En el corazón de una creciente tensión entre la Nación y las provincias, Karina Milei dio un nuevo paso en su estrategia política: promueve a Eduardo “Lule” Menem como futuro secretario de Interior, desplazando del centro de escena a Guillermo Francos y Santiago Caputo. El movimiento se produce en un contexto donde los gobernadores advierten una ruptura con la Casa Rosada por la retención de fondos y la falta de respuesta a sus demandas presupuestarias.
Con la relación federal en su punto más crítico desde el inicio de la gestión libertaria, la hermana del presidente Javier Milei empieza a consolidar su influencia en la toma de decisiones estratégicas. Lule Menem, su mano derecha en la Secretaría General de la Presidencia, será quien articule de ahora en adelante el vínculo institucional con las provincias, en reemplazo de Lisandro Catalán, quien se perfila como candidato a diputado nacional por Tucumán.
Este recambio se da en medio de un enfrentamiento abierto con los mandatarios provinciales, que acusan al Gobierno nacional de incumplir compromisos a pesar del apoyo legislativo brindado en el Congreso. La tensión aumentó tras las declaraciones del Presidente, quien acusó a los gobernadores de querer “destruir al Gobierno nacional”. La respuesta no se hizo esperar: “Vamos a responder desde el Senado”, deslizó un mandatario hasta ahora dialoguista.
Mientras tanto, el ala política más confrontativa del oficialismo, representada por Karina y Lule, avanza en la construcción territorial de La Libertad Avanza con el objetivo de presentar candidatos propios en las provincias, una estrategia que incomoda a los gobernadores, incluso a aquellos que acompañaron los proyectos clave del Gobierno, como la Ley Bases, el mega DNU 70/2023 y el polémico Pacto de Mayo.
Catalán, presidente de LLA en Tucumán, fue parte del equipo de Guillermo Francos en Interior y su salida parece inminente. Su sucesor, Lule Menem, tiene una extensa trayectoria como asesor en el Senado y goza de la total confianza de Karina Milei.
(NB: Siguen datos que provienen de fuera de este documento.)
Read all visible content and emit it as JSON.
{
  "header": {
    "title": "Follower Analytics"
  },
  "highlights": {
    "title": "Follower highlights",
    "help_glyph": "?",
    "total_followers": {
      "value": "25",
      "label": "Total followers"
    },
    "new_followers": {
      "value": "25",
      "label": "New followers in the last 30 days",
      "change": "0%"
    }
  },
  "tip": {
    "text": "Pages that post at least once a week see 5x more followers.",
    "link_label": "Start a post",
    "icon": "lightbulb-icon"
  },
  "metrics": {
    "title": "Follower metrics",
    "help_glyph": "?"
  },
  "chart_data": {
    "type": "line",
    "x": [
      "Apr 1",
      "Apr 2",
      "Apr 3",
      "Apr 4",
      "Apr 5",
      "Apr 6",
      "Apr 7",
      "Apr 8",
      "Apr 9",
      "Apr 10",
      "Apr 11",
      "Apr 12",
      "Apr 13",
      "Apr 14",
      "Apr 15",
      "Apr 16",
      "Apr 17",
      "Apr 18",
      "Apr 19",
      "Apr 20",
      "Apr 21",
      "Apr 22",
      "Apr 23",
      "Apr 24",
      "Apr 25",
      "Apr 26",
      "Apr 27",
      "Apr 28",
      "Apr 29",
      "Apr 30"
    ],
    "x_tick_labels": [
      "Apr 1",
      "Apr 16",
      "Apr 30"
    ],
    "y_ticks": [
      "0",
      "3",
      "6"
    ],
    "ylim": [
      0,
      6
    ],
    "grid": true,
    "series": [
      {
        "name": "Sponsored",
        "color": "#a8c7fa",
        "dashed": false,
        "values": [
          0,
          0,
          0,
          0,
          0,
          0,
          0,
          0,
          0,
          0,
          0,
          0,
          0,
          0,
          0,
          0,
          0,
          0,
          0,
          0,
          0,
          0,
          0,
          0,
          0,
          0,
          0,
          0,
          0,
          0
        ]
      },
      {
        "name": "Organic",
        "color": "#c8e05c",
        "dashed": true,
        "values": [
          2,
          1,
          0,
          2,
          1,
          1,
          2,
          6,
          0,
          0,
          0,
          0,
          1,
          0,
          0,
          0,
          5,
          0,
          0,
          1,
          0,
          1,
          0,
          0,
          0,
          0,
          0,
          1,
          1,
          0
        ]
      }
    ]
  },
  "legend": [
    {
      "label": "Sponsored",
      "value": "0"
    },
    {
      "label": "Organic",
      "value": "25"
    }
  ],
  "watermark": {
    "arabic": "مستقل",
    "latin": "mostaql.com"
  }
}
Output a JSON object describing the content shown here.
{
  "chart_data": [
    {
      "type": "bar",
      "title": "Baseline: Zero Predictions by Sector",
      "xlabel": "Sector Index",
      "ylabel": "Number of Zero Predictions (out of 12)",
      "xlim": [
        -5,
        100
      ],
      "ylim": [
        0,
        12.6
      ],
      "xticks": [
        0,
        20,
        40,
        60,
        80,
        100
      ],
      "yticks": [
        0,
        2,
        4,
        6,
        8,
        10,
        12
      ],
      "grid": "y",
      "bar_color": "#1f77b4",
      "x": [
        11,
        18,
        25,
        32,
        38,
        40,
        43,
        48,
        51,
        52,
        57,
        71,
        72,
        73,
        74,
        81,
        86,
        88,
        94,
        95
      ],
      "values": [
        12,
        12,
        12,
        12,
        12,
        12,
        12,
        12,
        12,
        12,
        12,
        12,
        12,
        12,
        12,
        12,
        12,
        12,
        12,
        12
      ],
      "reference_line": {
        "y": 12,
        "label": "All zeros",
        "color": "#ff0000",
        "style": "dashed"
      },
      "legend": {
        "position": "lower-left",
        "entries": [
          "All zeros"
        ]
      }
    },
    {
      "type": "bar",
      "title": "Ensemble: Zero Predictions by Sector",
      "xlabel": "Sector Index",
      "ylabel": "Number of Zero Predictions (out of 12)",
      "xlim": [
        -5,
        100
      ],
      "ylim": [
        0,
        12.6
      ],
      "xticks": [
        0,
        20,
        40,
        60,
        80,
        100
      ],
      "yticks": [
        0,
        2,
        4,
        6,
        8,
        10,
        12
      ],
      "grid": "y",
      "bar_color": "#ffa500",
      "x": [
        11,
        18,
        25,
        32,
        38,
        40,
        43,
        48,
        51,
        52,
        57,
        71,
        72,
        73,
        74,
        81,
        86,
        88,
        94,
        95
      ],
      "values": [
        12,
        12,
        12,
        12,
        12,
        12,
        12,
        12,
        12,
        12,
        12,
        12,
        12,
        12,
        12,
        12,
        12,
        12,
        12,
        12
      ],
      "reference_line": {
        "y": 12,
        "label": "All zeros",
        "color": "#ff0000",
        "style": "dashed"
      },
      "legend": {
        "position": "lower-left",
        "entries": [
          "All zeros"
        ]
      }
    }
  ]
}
Su ascenso marca el ocaso de los sectores dialoguistas del oficialismo, como Francos y Caputo, quien prefería evitar los conflictos abiertos con las provincias hasta después de las elecciones de octubre.
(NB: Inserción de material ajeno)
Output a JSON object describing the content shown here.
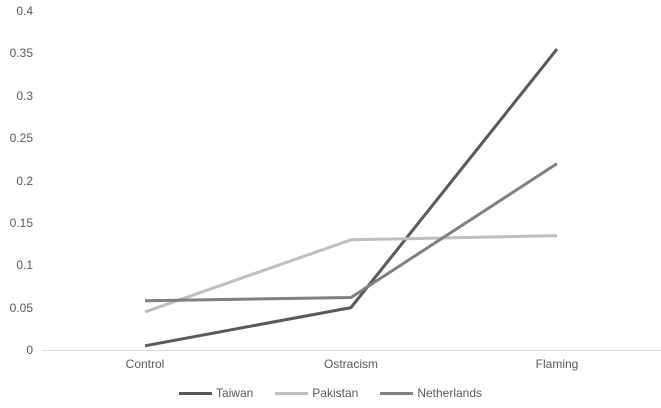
{
  "chart_data": {
    "type": "line",
    "title": "",
    "xlabel": "",
    "ylabel": "",
    "categories": [
      "Control",
      "Ostracism",
      "Flaming"
    ],
    "series": [
      {
        "name": "Taiwan",
        "color": "#595959",
        "values": [
          0.005,
          0.05,
          0.355
        ]
      },
      {
        "name": "Pakistan",
        "color": "#bfbfbf",
        "values": [
          0.045,
          0.13,
          0.135
        ]
      },
      {
        "name": "Netherlands",
        "color": "#808080",
        "values": [
          0.058,
          0.062,
          0.22
        ]
      }
    ],
    "ylim": [
      0,
      0.4
    ],
    "ytick_step": 0.05,
    "yticks": [
      "0",
      "0.05",
      "0.1",
      "0.15",
      "0.2",
      "0.25",
      "0.3",
      "0.35",
      "0.4"
    ],
    "grid": false,
    "legend_position": "bottom",
    "axis_line_color": "#d9d9d9",
    "text_color": "#595959"
  }
}
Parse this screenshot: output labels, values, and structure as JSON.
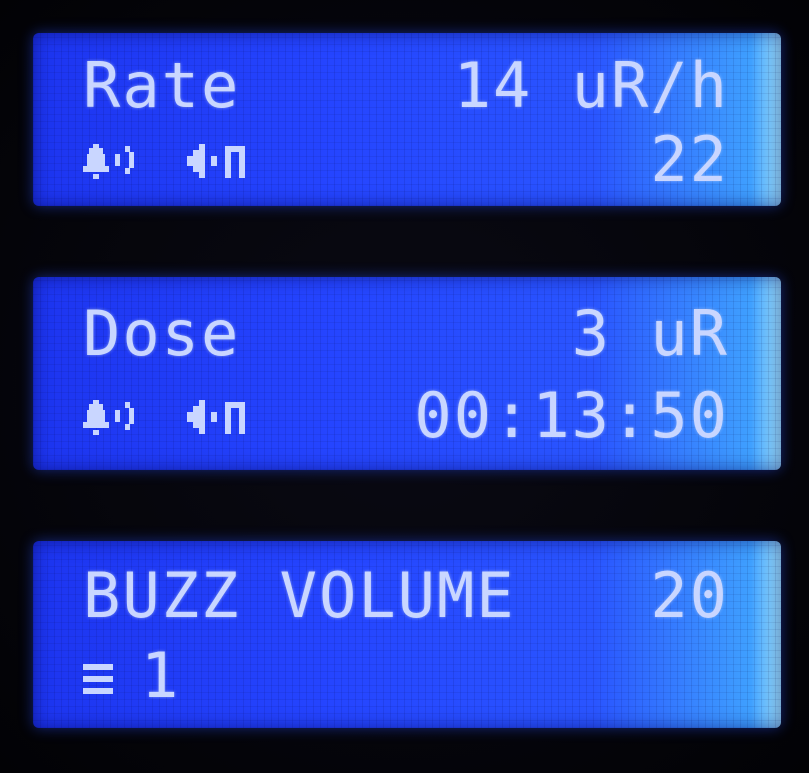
{
  "screens": [
    {
      "id": "rate",
      "label": "Rate",
      "value": "14 uR/h",
      "icons": [
        "bell-sound-icon",
        "speaker-pulse-icon"
      ],
      "secondary": "22"
    },
    {
      "id": "dose",
      "label": "Dose",
      "value": "3 uR",
      "icons": [
        "bell-sound-icon",
        "speaker-pulse-icon"
      ],
      "secondary": "00:13:50"
    },
    {
      "id": "buzz",
      "label": "BUZZ VOLUME",
      "value": "20",
      "icons": [
        "menu-lines-icon"
      ],
      "secondary": "1"
    }
  ],
  "colors": {
    "lcd_blue": "#2545ff",
    "lcd_text": "#c9d6ff",
    "bezel": "#030308"
  }
}
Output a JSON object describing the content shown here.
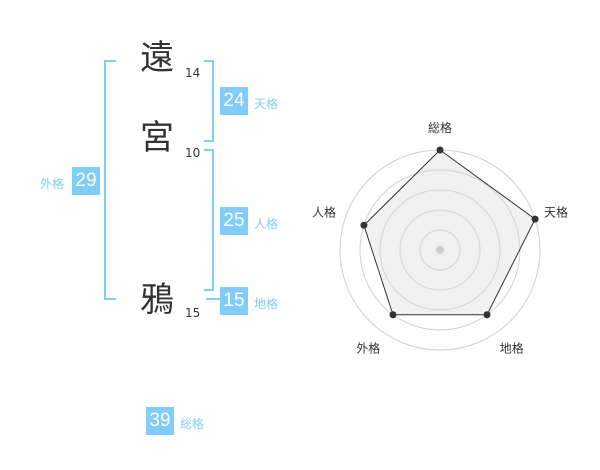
{
  "name": {
    "chars": [
      {
        "char": "遠",
        "strokes": "14"
      },
      {
        "char": "宮",
        "strokes": "10"
      },
      {
        "char": "鴉",
        "strokes": "15"
      }
    ]
  },
  "fortune": {
    "tenkaku": {
      "label": "天格",
      "value": "24"
    },
    "jinkaku": {
      "label": "人格",
      "value": "25"
    },
    "chikaku": {
      "label": "地格",
      "value": "15"
    },
    "gaikaku": {
      "label": "外格",
      "value": "29"
    },
    "soukaku": {
      "label": "総格",
      "value": "39"
    }
  },
  "colors": {
    "accent": "#7fcdf8",
    "text": "#333333",
    "fill": "#f0f0f0"
  },
  "chart_data": {
    "type": "radar",
    "categories": [
      "総格",
      "天格",
      "地格",
      "外格",
      "人格"
    ],
    "values": [
      5,
      5,
      4,
      4,
      4
    ],
    "range": [
      0,
      5
    ],
    "rings": 5
  }
}
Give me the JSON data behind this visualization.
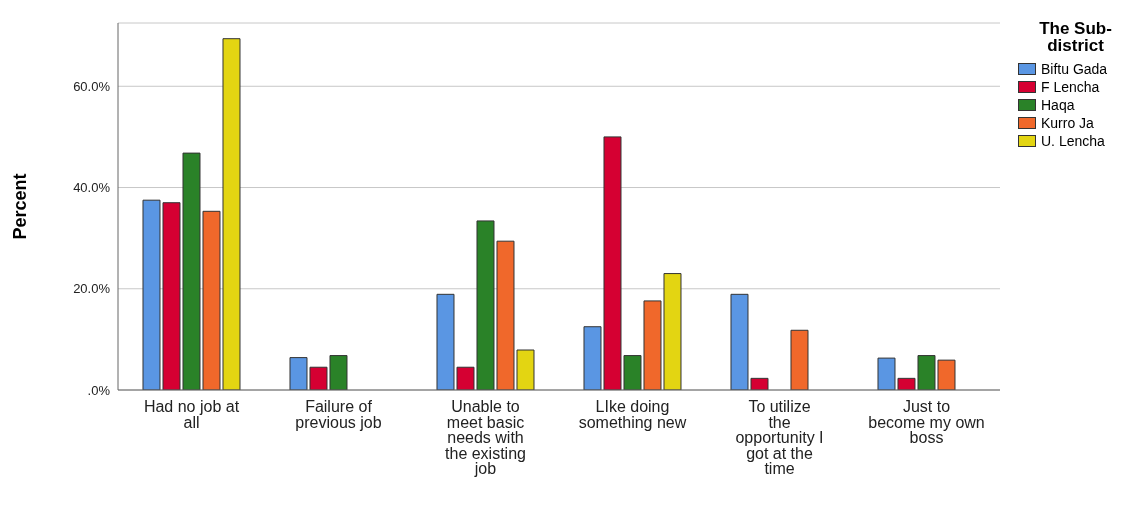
{
  "chart_data": {
    "type": "bar",
    "ylabel": "Percent",
    "legend_title": "The Sub-district",
    "legend": "top right",
    "grid": "y",
    "categories": [
      "Had no job at all",
      "Failure of previous job",
      "Unable to meet basic needs with the existing job",
      "LIke doing something new",
      "To utilize the opportunity I got at the time",
      "Just to become my own boss"
    ],
    "series": [
      {
        "name": "Biftu Gada",
        "color": "#5a96e3",
        "values": [
          37.5,
          6.4,
          18.9,
          12.5,
          18.9,
          6.3
        ]
      },
      {
        "name": "F Lencha",
        "color": "#d50032",
        "values": [
          37.0,
          4.5,
          4.5,
          50.0,
          2.3,
          2.3
        ]
      },
      {
        "name": "Haqa",
        "color": "#2a8228",
        "values": [
          46.8,
          6.8,
          33.4,
          6.8,
          0,
          6.8
        ]
      },
      {
        "name": "Kurro Ja",
        "color": "#f0682b",
        "values": [
          35.3,
          0,
          29.4,
          17.6,
          11.8,
          5.9
        ]
      },
      {
        "name": "U. Lencha",
        "color": "#e3d512",
        "values": [
          69.4,
          0,
          7.9,
          23.0,
          0,
          0
        ]
      }
    ],
    "ylim": [
      0,
      72.5
    ],
    "yticks": [
      {
        "value": 0,
        "label": ".0%"
      },
      {
        "value": 20,
        "label": "20.0%"
      },
      {
        "value": 40,
        "label": "40.0%"
      },
      {
        "value": 60,
        "label": "60.0%"
      }
    ]
  }
}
Pero el escenario es otro: los gobernadores amenazan con bloquear iniciativas clave para el Ejecutivo, como el aumento jubilatorio y la prórroga de la moratoria previsional. A cambio, avanzarán en el Senado con proyectos que apuntan al reparto automático de los fondos del impuesto a los combustibles y los ATN.
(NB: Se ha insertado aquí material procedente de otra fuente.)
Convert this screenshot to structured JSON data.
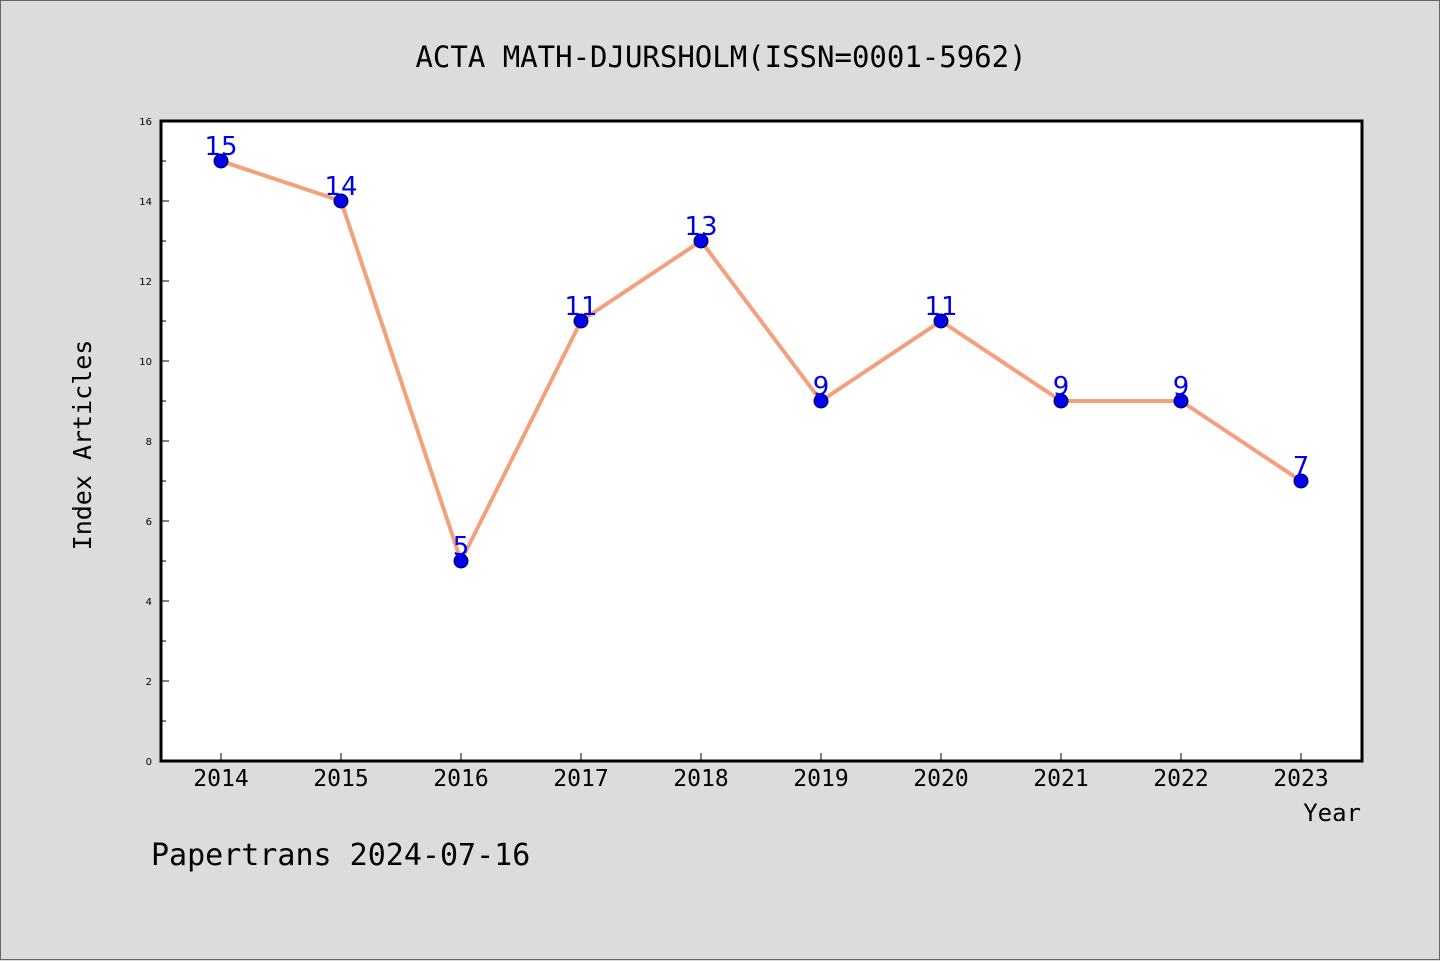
{
  "chart_data": {
    "type": "line",
    "title": "ACTA MATH-DJURSHOLM(ISSN=0001-5962)",
    "xlabel": "Year",
    "ylabel": "Index Articles",
    "categories": [
      "2014",
      "2015",
      "2016",
      "2017",
      "2018",
      "2019",
      "2020",
      "2021",
      "2022",
      "2023"
    ],
    "values": [
      15,
      14,
      5,
      11,
      13,
      9,
      11,
      9,
      9,
      7
    ],
    "ylim": [
      0,
      16
    ],
    "yticks": [
      0,
      2,
      4,
      6,
      8,
      10,
      12,
      14,
      16
    ],
    "grid": false,
    "line_color": "#f4a07c",
    "marker_color": "#0000ee",
    "label_color": "#0000ee"
  },
  "footer": {
    "text": "Papertrans 2024-07-16"
  }
}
Este endurecimiento de las posiciones deja en evidencia la interna en Casa Rosada: mientras Caputo mira a 2027 con una estrategia de paz y estabilidad, el eje Karina-Lule proyecta más allá, hacia una eventual continuidad del mileísmo en 2031. En este tablero de poder, los gobernadores ya no encuentran espacio para negociar. La nueva consigna es resistir en el Congreso y volver al juego de contrapesos institucionales.